The following day was a different story altogether. Pakistan had two definite kills. One Mig 21 Bison had been downed and its pilot captured. Another Sukhoi Su-30MKI went down behind the enemy lines and its pilots not as lucky as Wing Commander Abhinandan. As if it was not enough, a hysterical Indian side had shot down its own Mi 17 helicopter in an incident of friendly fire, a typical proof of shock and surprise. Interestingly, Pakistan seems to have recorded its air response to India and might release the footage whenever it feels a need to bring down India’s house of lies. The Indian claim of F-16s being used in retaliation, its captured wing commander’s hot pursuit and destruction of an F-16 all figments of its painfully overactive imagination.

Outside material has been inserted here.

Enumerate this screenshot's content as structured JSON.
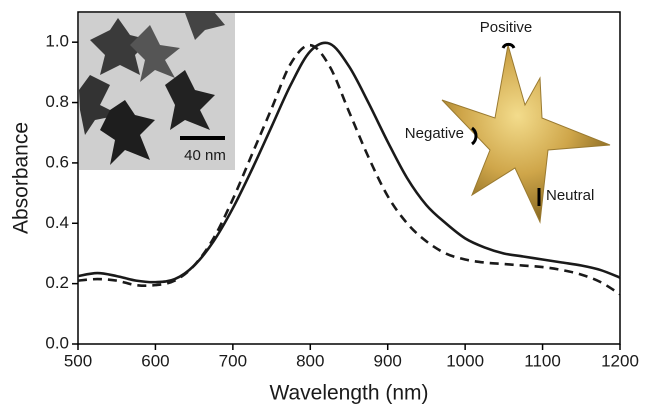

Only JF-17 thunder planes were used in retaliation, we were to learn.
“I’m always ready for a war again/ Go down that road again / It’s all the same /I’m always ready to take a life again / You know I’ll ride again / It’s all the same (ooh, ooh, ooh)”. These lines from The Weekend’s beautiful song Pray for Me were playing in my mind as I heard the news. But that wasn’t like me. I am not a warmonger. So why think about a war song now? Then it hit me. Through this OST my mind was reminding me of Black Panther movie. It is the story of an African country which to the outside world appears as badly broken but in fact is a hidden superpower endowed with vast deposits of vibranium, a fictional if highly sought-after mineral. Pakistan’s Wakanda moment had arrived.
I know it is merely a stretch of the imagination. Pakistan is neither a hidden superpower nor does it have any secret deposits of exotic metal. But the dramatic effect produced by the Indian inability to surprise Pakistan and the surprising retaliation in return is all the same. And it was not merely the military response that outclassed India. Pakistani premier’s announcement that the captured pilot would be returned immediately made us all proud. Likewise, an overwhelming majority of Pakistani media outlets preferred to deal strictly in facts exhibiting to the world how they had come of age. I have always believed that the only strategic depth Pakistan needs to explore is the hidden depths of its citizens. They are its vibranium.
We know that the confrontation is far from over, but here is what Pakistan has already gained. International image and self-image. An international image of a pacifist but a battle-hardened nation with great endurance, resourcefulness and ability. And a self-image which is basically a vindication of all past missed opportunities. Hey, we could have done it if we wanted to. After the demoralising effects of two decades following the Kargil debacle, the pain and suffering of fighting a long war against terrorism on our own soil, this self-image is just the right sort of pick-me-up that the doctor ordered and may keep us going for a decade or two. Meanwhile, the meanness of spirit in Modi’s India stand exposed. If this is what the bullies next door wanted to achieve, all Pakistanis need to thank them. If not, it would explain why fanatics might win battles from time to time but invariably lose the war. Imagination and fanaticism do not work in tandem. Wakanda forever then. Or better still: Pakistan forever!